How Instilling a Culture of Continuous Learning Will Improve Customer Experience

Superb Customer Experience = Long-term Business Growth


Companies will often spend large amounts of time, effort and money to understand their customers and do what they can to ensure that the customer experience their clients have is positive and has a projected impact on business growth. It is not a task that is to be completed as a once off, “it’s an ongoing journey that requires a prioritization on educating employees and management.”.

When businesses are looking to improve their customer experience, attention naturally veers toward sexy technology like machine learning and natural language processing. But elaborate tools will make little impact unless leadership and employees can learn to use new systems, embrace different ways of working and accept CX improvement as an ongoing journey. In other words, companies who want to lead the industry in CX will need to develop a culture of continuous learning.

Having deployed a new technology, most companies will train people on how to use it. And that’s important, but not enough. New tools will uncover data and analysis, which the business has to review and act on. High tech ushers in a cycle of insight, planning and action that never stops.

A successful CX strategy must include people who can embrace change, innovate, experiment and collaborate while advancing their own abilities. When learning and growth take center stage every day, the business can quickly bring CX improvements to market, react to evolving consumer needs and smoothly handle challenges no one saw coming.

In addition, opportunities for career development increase employee engagement and reduce turnover. People with longer tenure have greater expertise than new hires and can provide a higher level of customer service. And companies with just 50 percent more employee engagement lead their industries in customer engagement.

A learning culture also increases employee resiliency and improves innovation. When new technology is frustrating or customers’ problems are difficult, people can turn to colleagues for collaborative solutions or work with management to improve the situation.

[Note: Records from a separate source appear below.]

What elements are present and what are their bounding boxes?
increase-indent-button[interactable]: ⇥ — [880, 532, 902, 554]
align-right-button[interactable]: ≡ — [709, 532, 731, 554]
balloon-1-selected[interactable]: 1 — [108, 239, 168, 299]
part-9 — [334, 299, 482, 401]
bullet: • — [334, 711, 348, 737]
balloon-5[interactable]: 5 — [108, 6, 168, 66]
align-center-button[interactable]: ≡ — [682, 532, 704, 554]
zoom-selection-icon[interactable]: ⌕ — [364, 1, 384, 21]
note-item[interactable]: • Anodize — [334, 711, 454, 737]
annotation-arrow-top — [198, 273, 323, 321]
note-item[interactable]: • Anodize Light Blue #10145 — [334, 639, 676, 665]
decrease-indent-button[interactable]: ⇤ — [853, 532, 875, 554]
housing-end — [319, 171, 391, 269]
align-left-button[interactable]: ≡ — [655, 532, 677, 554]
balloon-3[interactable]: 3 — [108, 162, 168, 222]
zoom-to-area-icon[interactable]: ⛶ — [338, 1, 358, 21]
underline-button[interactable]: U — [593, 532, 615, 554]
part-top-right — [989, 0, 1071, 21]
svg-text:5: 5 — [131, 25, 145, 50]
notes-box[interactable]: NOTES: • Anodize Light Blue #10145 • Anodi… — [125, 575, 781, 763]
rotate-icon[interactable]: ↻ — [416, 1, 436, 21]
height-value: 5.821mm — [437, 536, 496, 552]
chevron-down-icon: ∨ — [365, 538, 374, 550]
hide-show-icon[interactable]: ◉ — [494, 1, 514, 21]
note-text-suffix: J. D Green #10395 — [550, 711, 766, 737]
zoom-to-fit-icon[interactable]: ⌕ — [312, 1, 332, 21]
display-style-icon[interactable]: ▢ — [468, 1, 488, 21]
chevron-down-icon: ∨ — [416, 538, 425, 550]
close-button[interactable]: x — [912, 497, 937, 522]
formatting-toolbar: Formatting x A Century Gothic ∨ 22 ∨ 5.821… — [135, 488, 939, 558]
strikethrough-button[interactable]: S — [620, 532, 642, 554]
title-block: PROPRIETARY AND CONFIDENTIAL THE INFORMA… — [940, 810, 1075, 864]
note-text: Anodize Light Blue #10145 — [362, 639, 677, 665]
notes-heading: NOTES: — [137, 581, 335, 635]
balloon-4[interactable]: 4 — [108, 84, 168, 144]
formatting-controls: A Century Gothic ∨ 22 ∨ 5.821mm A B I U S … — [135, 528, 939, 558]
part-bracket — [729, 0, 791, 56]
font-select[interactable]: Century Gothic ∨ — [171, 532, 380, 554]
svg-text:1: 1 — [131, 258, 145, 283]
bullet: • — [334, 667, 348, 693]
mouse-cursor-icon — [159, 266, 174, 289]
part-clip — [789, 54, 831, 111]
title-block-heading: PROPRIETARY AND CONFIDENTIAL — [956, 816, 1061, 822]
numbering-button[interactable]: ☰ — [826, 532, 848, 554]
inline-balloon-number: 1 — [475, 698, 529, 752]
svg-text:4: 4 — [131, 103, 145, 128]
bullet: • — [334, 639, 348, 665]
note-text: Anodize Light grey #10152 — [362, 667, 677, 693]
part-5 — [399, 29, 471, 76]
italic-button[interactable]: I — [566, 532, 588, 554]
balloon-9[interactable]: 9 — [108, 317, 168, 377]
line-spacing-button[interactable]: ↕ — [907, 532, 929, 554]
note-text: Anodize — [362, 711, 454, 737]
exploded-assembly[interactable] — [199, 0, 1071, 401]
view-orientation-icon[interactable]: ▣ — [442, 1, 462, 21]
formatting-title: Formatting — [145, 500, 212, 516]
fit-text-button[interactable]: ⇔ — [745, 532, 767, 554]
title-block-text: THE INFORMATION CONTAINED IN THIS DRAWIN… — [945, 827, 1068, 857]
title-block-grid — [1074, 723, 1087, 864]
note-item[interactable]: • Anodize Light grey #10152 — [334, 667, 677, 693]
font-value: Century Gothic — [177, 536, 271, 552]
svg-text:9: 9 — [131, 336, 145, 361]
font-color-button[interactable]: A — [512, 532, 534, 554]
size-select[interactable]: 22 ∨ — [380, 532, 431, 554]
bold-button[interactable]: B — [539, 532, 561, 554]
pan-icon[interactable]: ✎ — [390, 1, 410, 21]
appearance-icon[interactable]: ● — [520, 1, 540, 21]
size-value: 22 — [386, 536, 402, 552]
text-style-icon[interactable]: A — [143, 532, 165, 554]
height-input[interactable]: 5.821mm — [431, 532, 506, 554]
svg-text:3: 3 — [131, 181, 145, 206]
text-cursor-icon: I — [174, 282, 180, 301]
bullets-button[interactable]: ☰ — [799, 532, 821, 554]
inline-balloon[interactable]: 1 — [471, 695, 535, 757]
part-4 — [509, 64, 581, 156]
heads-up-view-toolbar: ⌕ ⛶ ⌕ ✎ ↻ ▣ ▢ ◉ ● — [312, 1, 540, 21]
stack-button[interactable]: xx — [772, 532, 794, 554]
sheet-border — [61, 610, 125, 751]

For some companies, developing a positive attitude to change and innovation will take time and work. But a few relatively simple initial steps can make a big difference. These steps can include
  1. Lead by example – Leadership has to get the ball rolling by setting company-wide objectives for learning initiatives.
  2. Create individual learning paths – Shift from one-size-fits-all training to individual coaching and mentoring.
  3. Recast working as learning – Give people assignments that help them expand knowledge and ability.
  4. Reward the process – Honor the lessons more than the outcome.
  5. Support collaboration – Give a team time to consult with each other, share concerns and solve problems together.
  6. Provide copious resources – Make learning resources available.